Pathology-genomic fusion via biologically informed cross-modality graph learning for survival analysis
Zeyu Zhang, Yuanshen Zhao, Jingxian Duan, Yaou Liu, Hairong Zheng, Dong Liang, Zhenyu Zhang, Zhi-Cheng Li
TL;DR
This work tackles survival prediction by fusing histology and transcriptomics through a biology-informed heterogeneous graph (PGHG). It builds pathology and genomic subgraphs guided by prior biological knowledge, supervises pathology features with GSVA pathway scores, and learns cross-modal representations via a graph attention network to produce robust prognostic signals. The approach demonstrates superior performance over unimodal and other multimodal methods across multiple TCGA and FAHZU datasets, with interpretable results highlighting tissue structures and pathways linked to prognosis. The framework offers a scalable, interpretable means to integrate multi-modal clinical data and identify potential biomarkers for cancer survival.
Abstract
The diagnosis and prognosis of cancer are typically based on multi-modal clinical data, including histology images and genomic data, due to the complex pathogenesis and high heterogeneity. Despite the advancements in digital pathology and high-throughput genome sequencing, establishing effective multi-modal fusion models for survival prediction and revealing the potential association between histopathology and transcriptomics remains challenging.
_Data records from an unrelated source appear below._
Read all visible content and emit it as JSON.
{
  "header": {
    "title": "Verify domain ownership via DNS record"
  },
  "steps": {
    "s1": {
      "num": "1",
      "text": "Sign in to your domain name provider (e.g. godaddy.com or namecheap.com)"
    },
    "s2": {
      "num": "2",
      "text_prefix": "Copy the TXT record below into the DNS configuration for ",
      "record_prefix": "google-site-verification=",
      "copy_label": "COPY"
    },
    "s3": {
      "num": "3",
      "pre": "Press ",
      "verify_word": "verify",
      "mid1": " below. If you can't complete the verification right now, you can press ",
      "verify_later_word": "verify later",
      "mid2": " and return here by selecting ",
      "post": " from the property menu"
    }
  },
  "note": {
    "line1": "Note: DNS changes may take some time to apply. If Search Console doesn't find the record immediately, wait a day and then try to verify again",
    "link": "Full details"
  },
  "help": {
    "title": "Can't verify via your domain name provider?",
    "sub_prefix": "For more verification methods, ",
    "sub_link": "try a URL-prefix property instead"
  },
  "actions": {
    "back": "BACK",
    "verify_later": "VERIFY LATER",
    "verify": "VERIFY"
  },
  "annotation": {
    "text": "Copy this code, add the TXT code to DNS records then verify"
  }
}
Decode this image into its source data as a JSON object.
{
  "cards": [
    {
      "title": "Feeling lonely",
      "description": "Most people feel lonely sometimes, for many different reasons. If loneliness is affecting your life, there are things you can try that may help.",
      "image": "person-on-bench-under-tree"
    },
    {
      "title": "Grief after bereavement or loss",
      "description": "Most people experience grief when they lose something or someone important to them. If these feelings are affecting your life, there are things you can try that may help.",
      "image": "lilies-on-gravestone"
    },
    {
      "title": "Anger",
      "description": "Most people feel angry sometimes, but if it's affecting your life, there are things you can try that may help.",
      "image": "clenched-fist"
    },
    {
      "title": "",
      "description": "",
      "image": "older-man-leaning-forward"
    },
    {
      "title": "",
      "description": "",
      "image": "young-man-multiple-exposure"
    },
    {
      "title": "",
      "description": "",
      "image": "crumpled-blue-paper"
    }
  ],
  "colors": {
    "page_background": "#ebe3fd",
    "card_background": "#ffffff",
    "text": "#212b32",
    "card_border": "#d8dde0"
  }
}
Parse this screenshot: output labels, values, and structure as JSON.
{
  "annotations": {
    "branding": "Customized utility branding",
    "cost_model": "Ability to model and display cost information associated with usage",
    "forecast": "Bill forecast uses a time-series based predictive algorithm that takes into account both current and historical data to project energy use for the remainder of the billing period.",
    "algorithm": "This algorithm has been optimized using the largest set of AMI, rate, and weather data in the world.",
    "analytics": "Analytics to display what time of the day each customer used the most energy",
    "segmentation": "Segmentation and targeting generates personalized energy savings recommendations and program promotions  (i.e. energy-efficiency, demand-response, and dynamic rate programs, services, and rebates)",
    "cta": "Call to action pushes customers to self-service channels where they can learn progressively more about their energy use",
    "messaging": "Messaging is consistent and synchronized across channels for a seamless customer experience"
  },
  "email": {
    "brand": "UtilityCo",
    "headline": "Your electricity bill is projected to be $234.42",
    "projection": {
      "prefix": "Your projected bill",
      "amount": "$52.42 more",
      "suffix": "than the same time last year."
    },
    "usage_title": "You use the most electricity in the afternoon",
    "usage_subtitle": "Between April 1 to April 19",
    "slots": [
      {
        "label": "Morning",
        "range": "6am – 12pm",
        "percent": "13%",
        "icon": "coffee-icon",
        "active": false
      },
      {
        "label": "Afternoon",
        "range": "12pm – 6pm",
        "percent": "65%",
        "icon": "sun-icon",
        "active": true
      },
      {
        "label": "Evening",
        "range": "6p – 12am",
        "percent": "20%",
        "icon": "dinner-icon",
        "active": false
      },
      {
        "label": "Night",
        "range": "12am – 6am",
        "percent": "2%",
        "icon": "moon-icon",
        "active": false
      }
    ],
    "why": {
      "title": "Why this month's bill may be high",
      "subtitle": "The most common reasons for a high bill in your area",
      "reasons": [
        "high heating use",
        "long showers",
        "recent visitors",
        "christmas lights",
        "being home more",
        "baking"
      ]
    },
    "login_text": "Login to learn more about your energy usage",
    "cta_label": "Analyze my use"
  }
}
In this paper, we propose Pathology-Genome Heterogeneous Graph (PGHG) that integrates whole slide images (WSI) and bulk RNA-Seq expression data with heterogeneous graph neural network for cancer survival analysis. The PGHG consists of biological knowledge-guided representation learning network and pathology-genome heterogeneous graph. The representation learning network utilizes the biological prior knowledge of intra-modal and inter-modal data associations to guide the feature extraction. The node features of each modality are updated through attention-based graph learning strategy. Unimodal features and bi-modal fused features are extracted via attention pooling module and then used for survival prediction. We evaluate the model on low-grade gliomas, glioblastoma, and kidney renal papillary cell carcinoma datasets from the Cancer Genome Atlas (TCGA) and the First Affiliated Hospital of Zhengzhou University (FAHZU). Extensive experimental results demonstrate that the proposed method outperforms both unimodal and other multi-modal fusion models. For demonstrating the model interpretability, we also visualize the attention heatmap of pathological images and utilize integrated gradient algorithm to identify important tissue structure, biological pathways and key genes.